On Ash Wednesday, 2003, the eve of America's invasion of Iraq, I wrote in one of my quarterly letters to the supporters of the House of Peace, where I then worked:
"Fifty-eight years ago today, my father was a 24 year old Marine private on Iwo Jima. In a battle that lasted little more than a month on an island about 1/3rd the area of Manhattan, almost 7,000 Americans and more than 21,000 Japanese were killed. It remains the bloodiest, costliest battle in Marine Corps history.
Thirty-seven years ago today, I was a 24 year old Marine first lieutenant stationed in Vietnam. The following year brought harder duty, as ‘CACO’ or Casualties Assistance Calls Officer in the Philadelphia area. Vietnam was not my sternest test; it was Philadelphia, for every six days I was on call to notify next-of-kins, usually poor or working class people, that their son or husband, father or brother, had been killed or wounded in Vietnam. A national mission that had started out in March, 1965, as fending off invading North Vietnamese shifted to “winning the hearts and minds of the Vietnamese people,” and ended – unsuccessfully – as simply trying to avoid military and political defeat by a Third World opponent. At the end of America’s longest war, there were 47,378 American KIAs (plus almost 11,000 non-hostile deaths), 304,704 WIAs and 2,338 MIAs. The numbers of Vietnamese men, women, and children killed, wounded, and missing were many times higher.
My father returned from Iwo Jima and I returned from Vietnam with campaign ribbons, but no Purple Hearts. We are not listed among the casualties of World War II or Vietnam. Nonetheless, my Dad knows and I know that our lives, like those of millions of others who don’t show up in casualty statistics, were forever affected by the war experience. Wartime casualty statistics always lie; the suffering and devastation wrought by the unimaginable violence of war can never be accurately measured: not only for the vanquished, but also for the victors; not only for the combatants, but also for their families.

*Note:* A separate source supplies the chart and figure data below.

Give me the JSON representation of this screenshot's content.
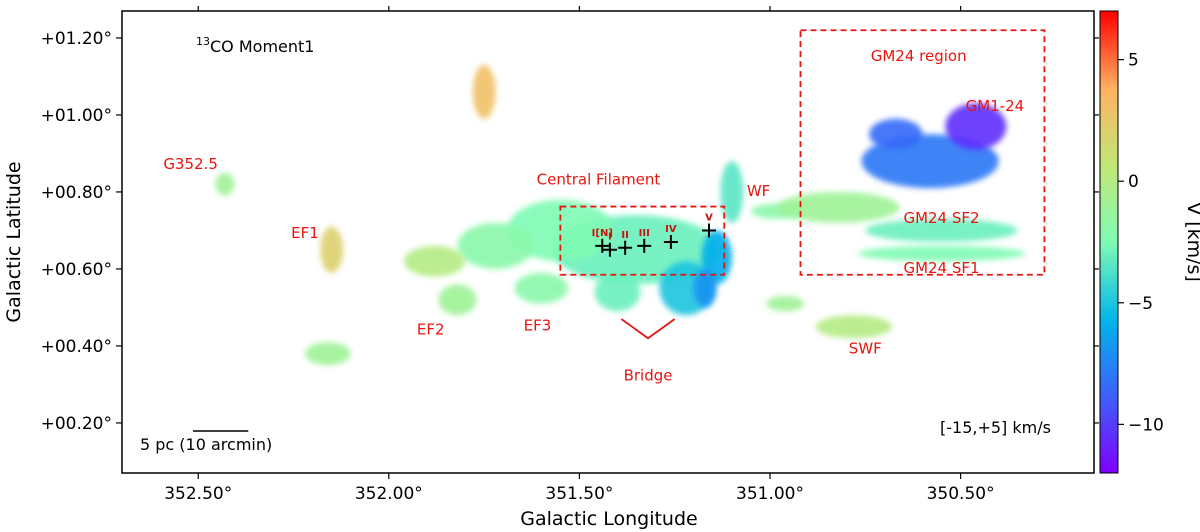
{
  "chart_data": {
    "type": "heatmap",
    "title": "13CO Moment1",
    "title_parts": {
      "sup": "13",
      "main": "CO Moment1"
    },
    "xlabel": "Galactic Longitude",
    "ylabel": "Galactic Latitude",
    "xlim": [
      352.7,
      350.15
    ],
    "ylim": [
      0.07,
      1.27
    ],
    "x_ticks": [
      {
        "value": 352.5,
        "label": "352.50°"
      },
      {
        "value": 352.0,
        "label": "352.00°"
      },
      {
        "value": 351.5,
        "label": "351.50°"
      },
      {
        "value": 351.0,
        "label": "351.00°"
      },
      {
        "value": 350.5,
        "label": "350.50°"
      }
    ],
    "y_ticks": [
      {
        "value": 1.2,
        "label": "+01.20°"
      },
      {
        "value": 1.0,
        "label": "+01.00°"
      },
      {
        "value": 0.8,
        "label": "+00.80°"
      },
      {
        "value": 0.6,
        "label": "+00.60°"
      },
      {
        "value": 0.4,
        "label": "+00.40°"
      },
      {
        "value": 0.2,
        "label": "+00.20°"
      }
    ],
    "colorbar": {
      "label": "V [km/s]",
      "vmin": -12,
      "vmax": 7,
      "ticks": [
        {
          "value": 5,
          "label": "5"
        },
        {
          "value": 0,
          "label": "0"
        },
        {
          "value": -5,
          "label": "−5"
        },
        {
          "value": -10,
          "label": "−10"
        }
      ],
      "colormap": "rainbow"
    },
    "velocity_range_label": "[-15,+5] km/s",
    "scale_bar_label": "5 pc (10 arcmin)",
    "scale_bar_length_deg": 0.145,
    "regions": [
      {
        "name": "Central Filament box",
        "l": [
          351.55,
          351.12
        ],
        "b": [
          0.585,
          0.762
        ]
      },
      {
        "name": "GM24 region box",
        "l": [
          350.92,
          350.28
        ],
        "b": [
          0.585,
          1.22
        ]
      }
    ],
    "labels": [
      {
        "text": "G352.5",
        "l": 352.52,
        "b": 0.86
      },
      {
        "text": "EF1",
        "l": 352.22,
        "b": 0.68
      },
      {
        "text": "EF2",
        "l": 351.89,
        "b": 0.43
      },
      {
        "text": "EF3",
        "l": 351.61,
        "b": 0.44
      },
      {
        "text": "Central Filament",
        "l": 351.45,
        "b": 0.82
      },
      {
        "text": "WF",
        "l": 351.03,
        "b": 0.79
      },
      {
        "text": "Bridge",
        "l": 351.32,
        "b": 0.31
      },
      {
        "text": "SWF",
        "l": 350.75,
        "b": 0.38
      },
      {
        "text": "GM24 region",
        "l": 350.61,
        "b": 1.14
      },
      {
        "text": "GM1-24",
        "l": 350.41,
        "b": 1.01
      },
      {
        "text": "GM24 SF2",
        "l": 350.55,
        "b": 0.72
      },
      {
        "text": "GM24 SF1",
        "l": 350.55,
        "b": 0.59
      }
    ],
    "clumps": [
      {
        "label": "I[N]",
        "l": 351.44,
        "b": 0.66
      },
      {
        "label": "I",
        "l": 351.42,
        "b": 0.65
      },
      {
        "label": "II",
        "l": 351.38,
        "b": 0.655
      },
      {
        "label": "III",
        "l": 351.33,
        "b": 0.66
      },
      {
        "label": "IV",
        "l": 351.26,
        "b": 0.67
      },
      {
        "label": "V",
        "l": 351.16,
        "b": 0.7
      }
    ],
    "clouds": [
      {
        "l": 351.35,
        "b": 0.65,
        "rl": 0.22,
        "rb": 0.09,
        "v": -3
      },
      {
        "l": 351.55,
        "b": 0.7,
        "rl": 0.14,
        "rb": 0.08,
        "v": -2.5
      },
      {
        "l": 351.72,
        "b": 0.66,
        "rl": 0.1,
        "rb": 0.06,
        "v": -2
      },
      {
        "l": 351.88,
        "b": 0.62,
        "rl": 0.08,
        "rb": 0.04,
        "v": 0
      },
      {
        "l": 351.82,
        "b": 0.52,
        "rl": 0.05,
        "rb": 0.04,
        "v": -1
      },
      {
        "l": 351.6,
        "b": 0.55,
        "rl": 0.07,
        "rb": 0.04,
        "v": -2
      },
      {
        "l": 351.4,
        "b": 0.54,
        "rl": 0.06,
        "rb": 0.05,
        "v": -3
      },
      {
        "l": 351.22,
        "b": 0.55,
        "rl": 0.07,
        "rb": 0.07,
        "v": -5
      },
      {
        "l": 351.14,
        "b": 0.63,
        "rl": 0.04,
        "rb": 0.07,
        "v": -6
      },
      {
        "l": 351.1,
        "b": 0.8,
        "rl": 0.03,
        "rb": 0.08,
        "v": -3.5
      },
      {
        "l": 350.98,
        "b": 0.75,
        "rl": 0.07,
        "rb": 0.02,
        "v": -2
      },
      {
        "l": 350.82,
        "b": 0.76,
        "rl": 0.16,
        "rb": 0.04,
        "v": -1
      },
      {
        "l": 350.58,
        "b": 0.88,
        "rl": 0.18,
        "rb": 0.07,
        "v": -8
      },
      {
        "l": 350.46,
        "b": 0.97,
        "rl": 0.08,
        "rb": 0.06,
        "v": -10.5
      },
      {
        "l": 350.67,
        "b": 0.95,
        "rl": 0.07,
        "rb": 0.04,
        "v": -8.5
      },
      {
        "l": 350.55,
        "b": 0.7,
        "rl": 0.2,
        "rb": 0.03,
        "v": -3
      },
      {
        "l": 350.55,
        "b": 0.64,
        "rl": 0.22,
        "rb": 0.02,
        "v": -2.5
      },
      {
        "l": 350.78,
        "b": 0.45,
        "rl": 0.1,
        "rb": 0.03,
        "v": 0
      },
      {
        "l": 350.96,
        "b": 0.51,
        "rl": 0.05,
        "rb": 0.02,
        "v": -1
      },
      {
        "l": 352.15,
        "b": 0.65,
        "rl": 0.03,
        "rb": 0.06,
        "v": 2
      },
      {
        "l": 352.43,
        "b": 0.82,
        "rl": 0.025,
        "rb": 0.03,
        "v": -1
      },
      {
        "l": 352.16,
        "b": 0.38,
        "rl": 0.06,
        "rb": 0.03,
        "v": -1
      },
      {
        "l": 351.75,
        "b": 1.06,
        "rl": 0.03,
        "rb": 0.07,
        "v": 3
      },
      {
        "l": 351.17,
        "b": 0.55,
        "rl": 0.03,
        "rb": 0.05,
        "v": -7
      }
    ]
  },
  "plot": {
    "frame_color": "#000000",
    "annotation_color": "#e8150f",
    "marker_color": "#000000"
  }
}
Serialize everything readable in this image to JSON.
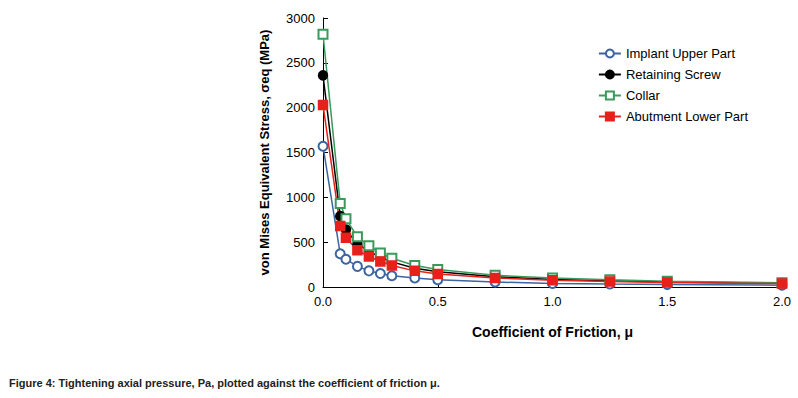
{
  "chart_data": {
    "type": "line",
    "caption": "Figure 4: Tightening axial pressure, Pa, plotted against the coefficient of friction μ.",
    "x_label": "Coefficient of Friction, μ",
    "y_label": "von Mises Equivalent Stress, σeq (MPa)",
    "x": [
      0,
      0.075,
      0.1,
      0.15,
      0.2,
      0.25,
      0.3,
      0.4,
      0.5,
      0.75,
      1.0,
      1.25,
      1.5,
      2.0
    ],
    "series": [
      {
        "name": "Implant Upper Part",
        "color": "#3c64a0",
        "marker": "circle-open",
        "values": [
          1570,
          370,
          310,
          230,
          180,
          150,
          125,
          100,
          80,
          55,
          40,
          33,
          27,
          20
        ]
      },
      {
        "name": "Retaining Screw",
        "color": "#000000",
        "marker": "circle",
        "values": [
          2360,
          790,
          640,
          480,
          400,
          330,
          280,
          210,
          170,
          115,
          85,
          70,
          57,
          43
        ]
      },
      {
        "name": "Collar",
        "color": "#3a9a5a",
        "marker": "square-open",
        "values": [
          2820,
          930,
          760,
          560,
          460,
          380,
          320,
          240,
          195,
          130,
          100,
          80,
          65,
          48
        ]
      },
      {
        "name": "Abutment Lower Part",
        "color": "#e8201c",
        "marker": "square",
        "values": [
          2030,
          680,
          550,
          410,
          340,
          285,
          240,
          180,
          145,
          100,
          75,
          60,
          50,
          38
        ]
      }
    ],
    "xlim": [
      0,
      2
    ],
    "xticks": [
      {
        "value": 0,
        "label": "0.0"
      },
      {
        "value": 0.5,
        "label": "0.5"
      },
      {
        "value": 1,
        "label": "1.0"
      },
      {
        "value": 1.5,
        "label": "1.5"
      },
      {
        "value": 2,
        "label": "2.0"
      }
    ],
    "ylim": [
      0,
      3000
    ],
    "yticks": [
      0,
      500,
      1000,
      1500,
      2000,
      2500,
      3000
    ],
    "grid": false,
    "legend": "upper right"
  }
}
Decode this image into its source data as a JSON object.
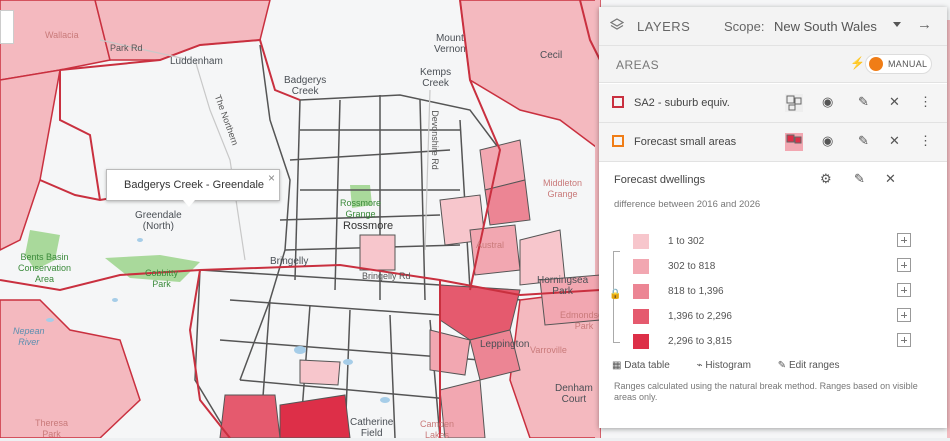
{
  "map": {
    "places": [
      {
        "name": "Badgerys\nCreek"
      },
      {
        "name": "Mount\nVernon"
      },
      {
        "name": "Kemps\nCreek"
      },
      {
        "name": "Cecil"
      },
      {
        "name": "Greendale\n(North)"
      },
      {
        "name": "Rossmore"
      },
      {
        "name": "Bringelly"
      },
      {
        "name": "Leppington"
      },
      {
        "name": "Horningsea\nPark"
      },
      {
        "name": "Middleton\nGrange"
      },
      {
        "name": "Austral"
      },
      {
        "name": "Catherine\nField"
      },
      {
        "name": "Theresa\nPark"
      },
      {
        "name": "Wallacia"
      },
      {
        "name": "Luddenham"
      },
      {
        "name": "Bents Basin\nConservation\nArea"
      },
      {
        "name": "Cobbitty\nPark"
      },
      {
        "name": "Rossmore\nGrange"
      },
      {
        "name": "Nepean\nRiver"
      },
      {
        "name": "Denham\nCourt"
      },
      {
        "name": "Edmondson\nPark"
      },
      {
        "name": "Camden\nLakes"
      },
      {
        "name": "Varroville"
      }
    ],
    "roads": [
      "Park Rd",
      "The Northern",
      "Devonshire Rd",
      "Bringelly Rd"
    ],
    "popup": {
      "text": "Badgerys Creek - Greendale",
      "close": "×"
    },
    "colors": {
      "fill_light": "#f6c7cd",
      "fill_mid": "#ef9aa6",
      "fill_dark": "#e3475f",
      "border_red": "#c9303f",
      "border_gray": "#555555",
      "outside": "#f4b9bf"
    }
  },
  "panel": {
    "title": "LAYERS",
    "scope_label": "Scope:",
    "scope_value": "New South Wales",
    "areas_label": "AREAS",
    "toggle_label": "MANUAL",
    "layers": [
      {
        "name": "SA2 - suburb equiv.",
        "swatch": "#c9303f"
      },
      {
        "name": "Forecast small areas",
        "swatch": "#f07d16"
      }
    ],
    "sub": {
      "title": "Forecast dwellings",
      "description": "difference between 2016 and 2026",
      "legend": [
        {
          "range": "1 to 302",
          "color": "#f7c6cc"
        },
        {
          "range": "302 to 818",
          "color": "#f2a7b1"
        },
        {
          "range": "818 to 1,396",
          "color": "#ec8594"
        },
        {
          "range": "1,396 to 2,296",
          "color": "#e55a6e"
        },
        {
          "range": "2,296 to 3,815",
          "color": "#dd2f48"
        }
      ],
      "links": [
        "Data table",
        "Histogram",
        "Edit ranges"
      ],
      "note": "Ranges calculated using the natural break method. Ranges based on visible areas only."
    }
  }
}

I was writing from personal knowledge. The Battle of Iwo Jima horribly wounded my father and, through my father, it injured his wife and his children. To the extent that I developed bad coping behaviors in dealing with him and his condition after the war, it impacted me and, through me, my family. Thus, in a very real sense, wounds from that battle 60 years ago are still felt in our family.
In March of this year [2003], I drove to Florida to visit my Aunt Monica and my Dad who was visiting her. Both are now dead. On the way, I listened to a ‘book on tape’ by Farley Mowat entitled “And No Birds Sang.” The book describes the author’s service in the Canadian Army in the Italian campaign of World War II. In it, he quoted a letter he received during the war from his father, himself a World War I veteran:
'Keep it in mind during the days ahead that war does inexplicable things to people and no man can guess how it is going to affect him until he has had a really stiff dose of it. The most unfortunate ones after any war are not those with missing limbs. They’re the ones who have had their spiritual feet knocked out from under them. The beer halls and gutters are still full of such poor bastards from my war and nobody understands or cares what happened to them. I remember two striking examples of two men from my old company in the 4th Battalion, both damn fine fellows yet both committed suicide in the lines. They did not shoot themselves. They let the Germans do it because they had reached the end of the tether. They never knew what was the matter with them. They had become empty husks, were spiritually depleted, were burned out."
In another book, Rites of Spring: The Great War and the Birth of the Modern Age, Modris Eksteins discusses Erich Maria Remarque’s All Quiet on the Western Front, or more accurately, Remarque’s psychological and spiritual condition after the War to End All Wars. He describes Remarque as
". . . a deeply disconsolate man, searching for an explanation for his dissatisfaction. And in his search, Remarque eventually hit upon the Kriegserleben, the war experience. . . “All of us were”, he said of himself and his friends in an interview in 1929, “and still are, restless, aimless, sometimes excited, sometimes indifferent, and essentially unhappy.”"
. . .
Remarque himself stated the purpose of All Quiet in a brief and forceful prefatory comment:
"This book is to be neither an accusation nor a confession, and least of all an adventure . . . It will try simply to tell of a generation of men who, even though they may have escaped its shells, were destroyed by the war."
On this Ash Wednesday in 2022, as Vladimir Putin's patriotic troops march on Ukraine to kill, and maim, and terrify Ukraine's patriotic troops and civilians, I think of other Ash Wednesdays, and of Iwo Jima, Vietnam, Iraq, Afghanistan, and all the wars the great powers have waged. I think of all the children who will suffer, all the parents, the wives (and husbands,) all the others who will suffer along with the Ukrainians and, yes, the Russian soldiers who are Putin's pawns. I think of ashes smeared on foreheads and of the reminder "Memento, homo, quia pulvis es, et in pulverem reverteris." And I think that wars are never truly "over." The awful effects carry on in the lives of the survivors on all sides of the evil exercises, from generation to generation, in saecula saeculorum.